Der weltweit tätige Interface- und Verbindungstechnikspezialist Phoenix Contact entwickelt deshalb gemeinsam mit Automobilherstellern und Energieanbietern nicht nur die passenden Ladestecker und Ladebuchsen, sondern auch weitere Infrastrukturkomponenten, darunter Steuerungen, Stromversorgungen, Überspannungsschutzgeräte sowie elektrische Verbindungstechnik.

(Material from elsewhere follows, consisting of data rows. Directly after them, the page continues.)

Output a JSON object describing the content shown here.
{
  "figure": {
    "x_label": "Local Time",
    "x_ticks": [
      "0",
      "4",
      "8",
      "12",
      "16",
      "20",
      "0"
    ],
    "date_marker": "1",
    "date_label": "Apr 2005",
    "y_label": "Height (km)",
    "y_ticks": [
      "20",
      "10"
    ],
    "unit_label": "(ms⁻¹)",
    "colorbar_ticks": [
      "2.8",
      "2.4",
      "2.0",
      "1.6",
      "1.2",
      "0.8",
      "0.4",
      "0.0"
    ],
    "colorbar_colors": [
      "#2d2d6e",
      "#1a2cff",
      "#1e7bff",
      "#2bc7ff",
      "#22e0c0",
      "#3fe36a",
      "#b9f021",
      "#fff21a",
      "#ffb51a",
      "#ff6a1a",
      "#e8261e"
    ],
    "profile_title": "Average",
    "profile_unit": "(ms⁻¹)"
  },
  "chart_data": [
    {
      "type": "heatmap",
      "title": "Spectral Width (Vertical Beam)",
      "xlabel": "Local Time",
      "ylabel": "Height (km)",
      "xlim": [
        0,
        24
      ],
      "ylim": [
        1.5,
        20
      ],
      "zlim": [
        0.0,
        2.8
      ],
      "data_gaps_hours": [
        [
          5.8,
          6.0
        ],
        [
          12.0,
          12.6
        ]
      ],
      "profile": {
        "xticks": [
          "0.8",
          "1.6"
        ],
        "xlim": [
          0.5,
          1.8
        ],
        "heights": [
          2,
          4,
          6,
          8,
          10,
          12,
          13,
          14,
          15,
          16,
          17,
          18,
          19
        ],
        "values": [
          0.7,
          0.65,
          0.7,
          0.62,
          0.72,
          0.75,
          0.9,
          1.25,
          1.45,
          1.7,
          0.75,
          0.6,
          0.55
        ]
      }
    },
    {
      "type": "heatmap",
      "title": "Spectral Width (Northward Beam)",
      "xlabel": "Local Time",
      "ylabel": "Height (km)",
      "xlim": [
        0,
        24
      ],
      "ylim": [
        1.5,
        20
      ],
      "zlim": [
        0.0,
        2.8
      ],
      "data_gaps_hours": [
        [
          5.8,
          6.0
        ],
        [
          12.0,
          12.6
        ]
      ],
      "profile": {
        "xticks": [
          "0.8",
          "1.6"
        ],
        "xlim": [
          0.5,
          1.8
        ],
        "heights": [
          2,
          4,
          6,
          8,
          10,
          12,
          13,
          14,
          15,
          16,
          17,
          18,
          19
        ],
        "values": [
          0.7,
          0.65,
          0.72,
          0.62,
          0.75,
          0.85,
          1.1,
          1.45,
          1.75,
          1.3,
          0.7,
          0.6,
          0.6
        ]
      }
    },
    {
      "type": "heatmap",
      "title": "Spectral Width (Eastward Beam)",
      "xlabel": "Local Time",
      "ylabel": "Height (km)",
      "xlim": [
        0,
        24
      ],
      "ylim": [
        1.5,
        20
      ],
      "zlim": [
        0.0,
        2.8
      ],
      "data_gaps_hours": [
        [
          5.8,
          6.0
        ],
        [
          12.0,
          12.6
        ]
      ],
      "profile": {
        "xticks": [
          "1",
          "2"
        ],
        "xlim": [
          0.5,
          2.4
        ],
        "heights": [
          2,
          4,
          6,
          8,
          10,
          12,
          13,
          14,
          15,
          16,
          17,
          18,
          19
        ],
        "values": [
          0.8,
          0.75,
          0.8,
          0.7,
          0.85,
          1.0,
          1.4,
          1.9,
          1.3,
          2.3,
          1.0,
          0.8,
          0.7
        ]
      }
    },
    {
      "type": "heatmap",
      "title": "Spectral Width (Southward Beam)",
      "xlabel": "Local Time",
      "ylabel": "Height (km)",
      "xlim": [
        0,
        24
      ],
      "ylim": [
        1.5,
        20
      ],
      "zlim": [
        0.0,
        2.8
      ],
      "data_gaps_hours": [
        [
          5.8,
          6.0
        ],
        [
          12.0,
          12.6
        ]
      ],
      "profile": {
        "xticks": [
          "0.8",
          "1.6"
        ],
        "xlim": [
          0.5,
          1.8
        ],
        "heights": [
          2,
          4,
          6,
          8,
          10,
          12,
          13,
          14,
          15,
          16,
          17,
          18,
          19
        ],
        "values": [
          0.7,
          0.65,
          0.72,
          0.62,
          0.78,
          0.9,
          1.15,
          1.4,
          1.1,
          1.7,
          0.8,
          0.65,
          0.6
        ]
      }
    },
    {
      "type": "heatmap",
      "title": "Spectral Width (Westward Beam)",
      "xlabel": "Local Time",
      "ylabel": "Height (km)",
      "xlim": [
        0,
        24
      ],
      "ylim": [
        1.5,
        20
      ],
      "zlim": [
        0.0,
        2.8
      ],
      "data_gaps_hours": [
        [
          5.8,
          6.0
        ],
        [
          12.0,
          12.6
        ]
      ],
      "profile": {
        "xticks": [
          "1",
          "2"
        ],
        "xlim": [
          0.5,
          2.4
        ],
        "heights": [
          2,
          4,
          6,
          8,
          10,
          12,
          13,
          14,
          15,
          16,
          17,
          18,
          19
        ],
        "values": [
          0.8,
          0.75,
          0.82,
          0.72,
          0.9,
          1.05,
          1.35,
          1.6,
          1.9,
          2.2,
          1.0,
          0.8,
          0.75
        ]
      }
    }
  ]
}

Primär für das japanische und amerikanische Stromnetz (einphasig) entwickelt der Lösungsanbieter für Elektromobilität den Typ-1-Ladestecker nach SAE J1772, während der Typ-2-Ladestecker nach IEC 62196 speziell für das dreiphasige Netz in Europa ausgelegt ist.

China hat mit dem GB-Standard eine eigene Version des AC-Ladesteckers definiert, die dem europäischen Typ2 ähnelt. Bei der Auslegung dieser GB-Norm haben die Ostwestfalen frühzeitig mitgewirkt und sind heute bereits mit über 6.000 Sockets in Ladesäulen des chinesischen Herstellers Nari vertreten.

Neben dem chinesischen DC-Ladestecker nach GB-Standard und dem japanischen Chademo-Connector erlaubt der neueste Normentwurf den Einsatz der AC-Typ-1- und AC-Typ-2-Ladestecker auch zum DC-Laden. Die Hauptziele bei der Entwicklung der Ladestecker sind die Sicherheit und Ergonomie, damit auch elektrotechnische Laien den Ladevorgang bequem und gefahrlos durchführen können.

Gemeinsam mit der internationalen Automobilindustrie hat Phoenix Contact deshalb die Entwicklung

des sogenannten Combined Charging Systems nach IEC 62196-3 vorangetrieben. Der Hauptvorteil dieses Systems liegt in der besonderen Geometrie und Auslegung der Ladebuchse am Fahrzeug: In dieses sogenannte Inlet integriert ist hier sowohl ein Anschluss für den AC-Connector als auch für den DC-Schnellladestecker, der ein schnelles Laden mit bis zu 200 Ampere ermöglicht.

Die Automobilhersteller können ihren Kunden so mit einer einzigen Baugruppe ein universelles Ladesystem anbieten, über das die Batterie sowohl mit AC wie auch mit DC geladen werden kann. Der Fahrer hat damit nur noch eine Schnittstelle, an die er beide Ladestecker anschließen kann. So kann er unterwegs auf der Autobahn mit Gleichstrom laden und nachts in der Garage mit Wechselstrom.

-Das Combined Charging System des ostwestfälischen Anschlusstechnikspezialisten Phoenix Contact bietet eine kombinierte Lösung für den Ladevorgang bei Elektrofahrzeugen mit Gleichstrom oder Wechselstrom gemäß IEC62196.

-Autofahrer bekommen damit eine einheitliche Schnittstelle für die Schnellladung mit Gleichstrom sowie für die schonende Übernacht-Ladung mit Wechselstrom.

-Neben Ladesteckern und Ladebuchsen bietet Phoenix Contact auch weitere Infrastrukturkomponenten, darunter Steuerungen, Stromversorgungen, Überspannungsschutzgeräte sowie elektrische Verbindungstechnik.